Japan rethinks tsunami safety
Structural engineer Kit Miyamoto was giving a speech in Japan on earthquake safety when this month’s record quake struck, giving him a front-row seat for the unfolding disaster and what steps might save lives next time.
“This disaster basically paralyzed the whole country,” said Miyamoto, president of West Sacramento-based Miyamoto International, standing amid the wreckage in this battered coastal city. “We can learn a lot of lessons for California.”
What worked, and what didn’t?
Although some of the lessons will take years to nail down, experts said some things stand out already. One problem, some said, was Japan’s overreliance on the massive sea walls that were favored by its politically powerful construction industry and that provided a false sense of security.
More than 40% of Japan’s coast is lined with breakwaters, sea walls and other structures, according to the Japanese government. Although some say the damage could have been worse without them, many of the structures were overrun or even collapsed, including the 1.2-mile Kamaishi sea wall, the world’s largest, built at a cost of $1.5 billion.

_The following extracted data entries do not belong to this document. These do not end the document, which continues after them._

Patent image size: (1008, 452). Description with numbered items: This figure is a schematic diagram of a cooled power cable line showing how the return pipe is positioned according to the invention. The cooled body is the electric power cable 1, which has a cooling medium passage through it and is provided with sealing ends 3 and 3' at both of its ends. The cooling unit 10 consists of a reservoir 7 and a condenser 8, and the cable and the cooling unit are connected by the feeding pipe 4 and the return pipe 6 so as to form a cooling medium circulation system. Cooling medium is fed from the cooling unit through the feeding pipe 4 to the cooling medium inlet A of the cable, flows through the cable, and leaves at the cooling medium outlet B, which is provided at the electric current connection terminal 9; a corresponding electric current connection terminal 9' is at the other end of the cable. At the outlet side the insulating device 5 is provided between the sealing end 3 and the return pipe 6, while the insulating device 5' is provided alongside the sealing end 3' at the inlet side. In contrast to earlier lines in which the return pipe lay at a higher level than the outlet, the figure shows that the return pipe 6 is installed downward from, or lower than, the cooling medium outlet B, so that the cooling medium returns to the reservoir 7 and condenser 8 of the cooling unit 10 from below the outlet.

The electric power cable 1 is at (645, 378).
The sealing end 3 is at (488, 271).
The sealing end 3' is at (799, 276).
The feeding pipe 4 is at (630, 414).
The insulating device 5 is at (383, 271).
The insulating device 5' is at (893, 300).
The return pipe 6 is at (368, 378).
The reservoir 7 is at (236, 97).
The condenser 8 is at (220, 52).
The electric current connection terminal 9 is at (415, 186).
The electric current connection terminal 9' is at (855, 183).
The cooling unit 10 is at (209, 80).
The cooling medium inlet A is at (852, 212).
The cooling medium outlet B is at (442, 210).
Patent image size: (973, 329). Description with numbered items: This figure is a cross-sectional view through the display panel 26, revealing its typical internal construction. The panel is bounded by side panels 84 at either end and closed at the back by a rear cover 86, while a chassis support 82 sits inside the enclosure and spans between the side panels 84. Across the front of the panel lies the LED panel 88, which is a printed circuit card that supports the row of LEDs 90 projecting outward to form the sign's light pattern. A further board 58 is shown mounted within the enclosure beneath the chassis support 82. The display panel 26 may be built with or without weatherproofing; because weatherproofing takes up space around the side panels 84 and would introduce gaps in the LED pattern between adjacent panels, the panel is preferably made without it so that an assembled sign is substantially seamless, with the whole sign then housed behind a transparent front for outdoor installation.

“The cost-benefit ratio of these enormous investments needs to be reassessed,” said Antonios Pomonis, a disaster-prevention expert based in Greece, who studied the 1995 earthquake in the Japanese city of Kobe.
At the Fukushima nuclear reactor, few thought about ensuring that the power supply was secure, because few thought the 17-foot wall could be breached. But the diesel generators designed to cool the core and spent fuel rods during shutdown were on low ground and quickly flooded.
“The wave went higher than we predicted,” said Tatsuyuki Kumagai, an official at Miyako City Hall.
California has two coastal reactors — Diablo Canyon and San Onofre — near active faults, both protected by sea walls. Although its geology is less prone to local tsunamis, California is still considered vulnerable to distant and some locally generated tsunamis.
Japan’s tsunami warning system worked well, experts said, providing people with a 20- to 30-minute warning, which may have saved 100,000 or more lives. The U.S. lacks a comprehensive warning system, critics said.
Costas Synolakis, the director of USC’s Tsunami Research Center, said the Los Angeles coast needs an instrument that provides real-time data on tsunamis.
“It’s inexcusable we don’t have one,” he said.
But human complacency remains a problem, even here in Japan. There had been a magnitude 7.5 earthquake two days earlier that produced a barely perceptible tsunami, leading many to ignore the warnings March 11, analysts said.
Japan has a good training system and an annual disaster-awareness day, things Americans haven’t implemented particularly well, experts said.
“It has to be a continuous effort,” said Peter Sammonds, a professor with University College London. “It’s not glamorous, I am afraid.”
Shigeki Sakai, a civil engineering professor at Iwate University, said he started working five years ago with one Miyako neighborhood on a disaster plan, including new evacuation routes and regular drills.
“Of a population of 110, all but one survived,” Sakai said. “Training is extremely important.”
But even some of those who lost their homes in the quake weren’t sure they would go to the classes. Yumiko Tachibana, an evacuee at a shelter in Miyako, said she was aware of them but never went.
“Even after living through this, I don’t think I’d go to one,” she said. “I’m too busy.”
Even a perfunctory trip to battered coastal communities shows that concrete and steel buildings held up relatively well, but most wooden buildings suffered wholesale destruction. Some say wood construction should be banned in tsunami areas, a move that could reduce the use of traditional Japanese architecture.
Others have called for a coastal buffer with no homes, probably unlikely given growing populations and pressure to develop coastline property.
“It may be rude to say this when people are missing, but I don’t think humans should live so close to the ocean,” said Kimio Onodera, a teacher of disabled children from Kesennuma, who lost friends in the tsunami. “They should live in high places.”
The destruction will no doubt lead to new building codes and altered city planning, giving battered communities a chance to start anew. Safeguarding power, water, fuel and telephone “lifelines” after a disaster will also probably become a priority.
Shoichi Sato, deputy mayor of Yamada, stood in City Hall overlooking the vast wasteland. “This is a turning point to change, start over,” he said. “We really need to question some basic assumptions.”